A few years after striking out as the singer of the alt-rock band Eve’s Plum, New Jersey singer Colleen Ann Fitzpatrick rebooted her career as the orange-haired dance pop star Vitamin C. Her self-titled 1999 debut yielded a couple Top 40 hits, the latter of which, “Graduation (Friends Forever),” sampled a classical commencement ceremony staple, Pachelbel’s Canon In D, to pull on the heartstrings of seniors. The song peaked on the charts in May 2000, just in time for graduation.

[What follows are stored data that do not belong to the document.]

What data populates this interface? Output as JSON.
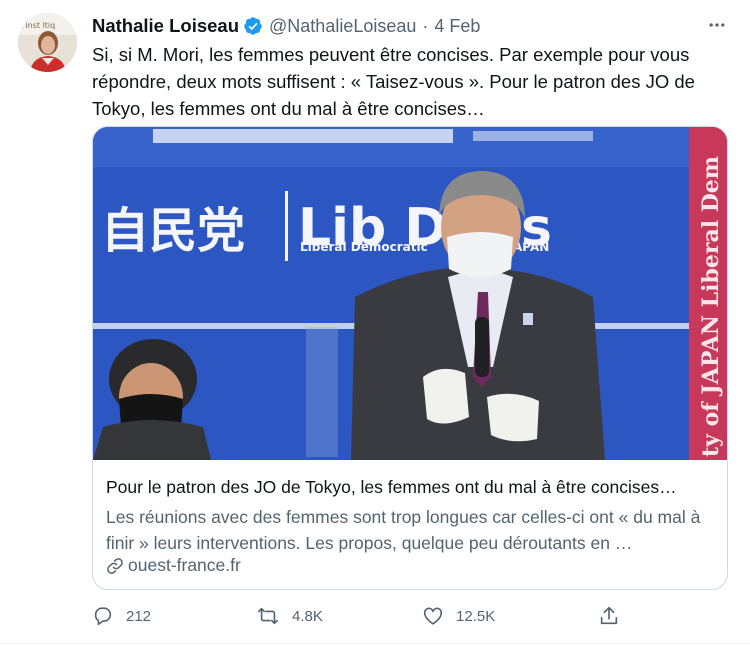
{
  "author": {
    "name": "Nathalie Loiseau",
    "handle": "@NathalieLoiseau",
    "separator": "·",
    "time": "4 Feb",
    "avatar_sign_text": "l'inst   ltiq"
  },
  "tweet": {
    "text": "Si, si M. Mori, les femmes peuvent être concises. Par exemple pour vous répondre, deux mots suffisent : « Taisez-vous ». Pour le patron des JO de Tokyo, les femmes ont du mal à être concises…"
  },
  "card": {
    "image": {
      "kanji": "自民党",
      "logo_text": "Lib D",
      "logo_text_end": "s",
      "logo_subtext": "Liberal Democratic",
      "logo_subtext_end": "APAN",
      "banner_text": "ty of JAPAN  Liberal Dem"
    },
    "title": "Pour le patron des JO de Tokyo, les femmes ont du mal à être concises…",
    "description": "Les réunions avec des femmes sont trop longues car celles-ci ont « du mal à finir » leurs interventions. Les propos, quelque peu déroutants en …",
    "domain": "ouest-france.fr"
  },
  "actions": {
    "reply_count": "212",
    "retweet_count": "4.8K",
    "like_count": "12.5K"
  },
  "colors": {
    "primary_text": "#0f1419",
    "secondary_text": "#536471",
    "verified_blue": "#1d9bf0",
    "border": "#cfd9de",
    "backdrop_blue": "#2c57c2",
    "banner_red": "#c8385a"
  },
  "icons": [
    "verified-badge-icon",
    "more-icon",
    "link-icon",
    "reply-icon",
    "retweet-icon",
    "like-icon",
    "share-icon"
  ]
}
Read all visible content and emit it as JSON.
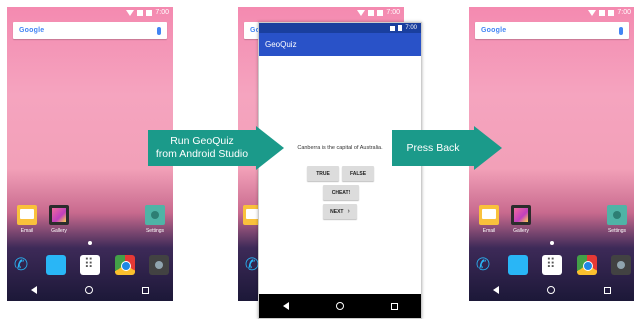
{
  "phone_home": {
    "status_time": "7:00",
    "search_logo": "Google",
    "apps": [
      "Email",
      "Gallery",
      "Settings"
    ],
    "dock_icons": [
      "phone-icon",
      "messages-icon",
      "app-drawer-icon",
      "chrome-icon",
      "camera-icon"
    ]
  },
  "geoquiz": {
    "status_time": "7:00",
    "app_title": "GeoQuiz",
    "question": "Canberra is the capital of Australia.",
    "true_label": "TRUE",
    "false_label": "FALSE",
    "cheat_label": "CHEAT!",
    "next_label": "NEXT",
    "next_chevron": "›"
  },
  "arrows": {
    "first_line1": "Run GeoQuiz",
    "first_line2": "from Android Studio",
    "second": "Press Back"
  },
  "colors": {
    "arrow": "#1b9a8a",
    "appbar": "#2952c8",
    "statusbar": "#1a3f9e"
  }
}
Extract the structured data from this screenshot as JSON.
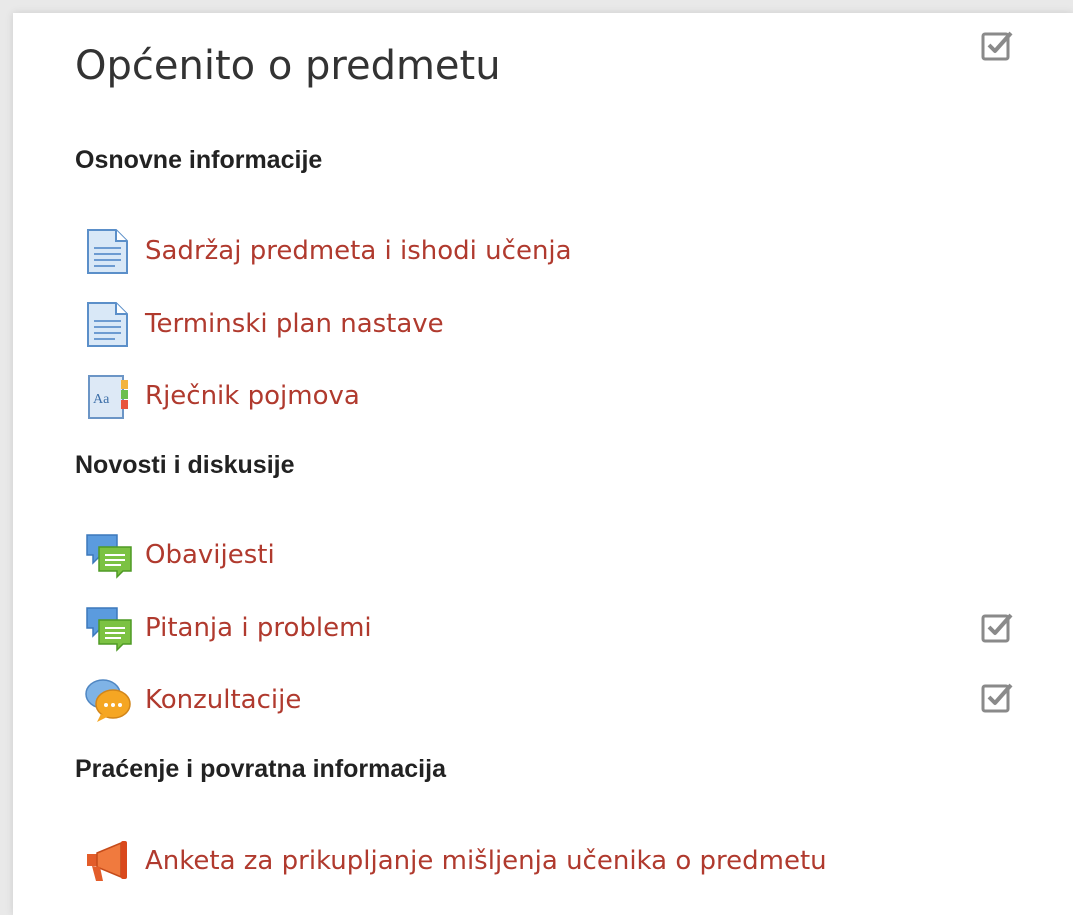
{
  "section": {
    "title": "Općenito o predmetu"
  },
  "groups": [
    {
      "heading": "Osnovne informacije",
      "items": [
        {
          "label": "Sadržaj predmeta i ishodi učenja",
          "icon": "page-icon",
          "completion": false
        },
        {
          "label": "Terminski plan nastave",
          "icon": "page-icon",
          "completion": false
        },
        {
          "label": "Rječnik pojmova",
          "icon": "glossary-icon",
          "completion": false
        }
      ]
    },
    {
      "heading": "Novosti i diskusije",
      "items": [
        {
          "label": "Obavijesti",
          "icon": "forum-icon",
          "completion": false
        },
        {
          "label": "Pitanja i problemi",
          "icon": "forum-icon",
          "completion": true
        },
        {
          "label": "Konzultacije",
          "icon": "chat-icon",
          "completion": true
        }
      ]
    },
    {
      "heading": "Praćenje i povratna informacija",
      "items": [
        {
          "label": "Anketa za prikupljanje mišljenja učenika o predmetu",
          "icon": "feedback-megaphone-icon",
          "completion": false
        }
      ]
    }
  ],
  "colors": {
    "link": "#b03a2e",
    "heading": "#222222",
    "checkbox": "#8a8a8a"
  }
}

“I am proud of every part of my past and I’m excited for this song to find a place in your life as well,” Drake wrote in the 2013 blog post premiering “Started From the Bottom,” his look back at his journey from childhood to megastardom. Drake’s infectious ode to growth and keeping one’s friends close is also really easy to shout along with during those moments of grad-party bliss.

Sarah McLachlan was not yet a household name when she wrote “I Will Remember You” for the 1995 indie movie The Brothers McMullen. But it ultimately became one of her signature songs when it appeared on her multi-platinum 1999 live album Mirrorball, and grew into a ballad that’s touched the hearts of countless departing graduates.

“Ladies and gentlemen of the class of ’97: Wear sunscreen.” During the dialup era, a commencement speech opening with that sage bit of advice made the online rounds, attributed to sci-fi genius Kurt Vonnegut. The speech was actually written by the Chicago Tribune‘s Mary Schmich, who used a 1997 column to opine on what her ideal graduation address would sound like. When maximalist director-composer Baz Luhrmann’s inbox was graced with the piece, he took to it so deeply that he decided to incorporate it into his remix of Rozalla’s 1991 club hit “Everybody’s Free (To Feel Good)” — and he properly credited Schmich, thus proving that even in the old days of the Internet, a little research could debunk an urban legend.

The third single in Katy Perry’s unprecedented run of six consecutive Number One hits from 2010’s Teenage Dream was its biggest and most enduring, perhaps because the lyrics are durable enough to suit many situations. In addition to being heard frequently at graduations, “Firework” has become a 4th of July staple and an unofficial anthem of the LGBT activism movement It Gets Better.

The concept of “YOLO” took hold in youth culture in 2011 thanks to Drake’s song “The Motto.” But the triumphant chorus of fun.’s end-of-the-night breakthrough hit — “Tonight/We are young/So let’s set the world on fire” — poetically encapsulated the idea of living for now with singalong gusto. “The lyrics came after my worst drinking night of all time,” Ruess told Rolling Stone shortly after the song blew up. “Have you ever been kicked out of a cab for puking all over the place? I have. The cabbie was demanding all this money, and all I could do was stand on the corner with my head against the wall. It took me another day before I was a functioning adult and could actually write down the verses.”

“That was really the first time we attempted a ballad,” Green Day’s Billie Joe Armstrong told SPIN in 2010. “The first time we ever played that song was during an encore in New Jersey — I had to pound a beer backstage to get up the courage. I knew we were gonna take a tomato to the face.” The snotty punks left this tune off their 1994 breakthrough, Dookie, for sounding too different from the rest of their repertoire, but it was eventually released on the 1997 album Nimrod and quickly became a pop culture touchstone, soundtracking Seinfeld‘s 1998 farewell broadcast as well as countless graduation ceremonies.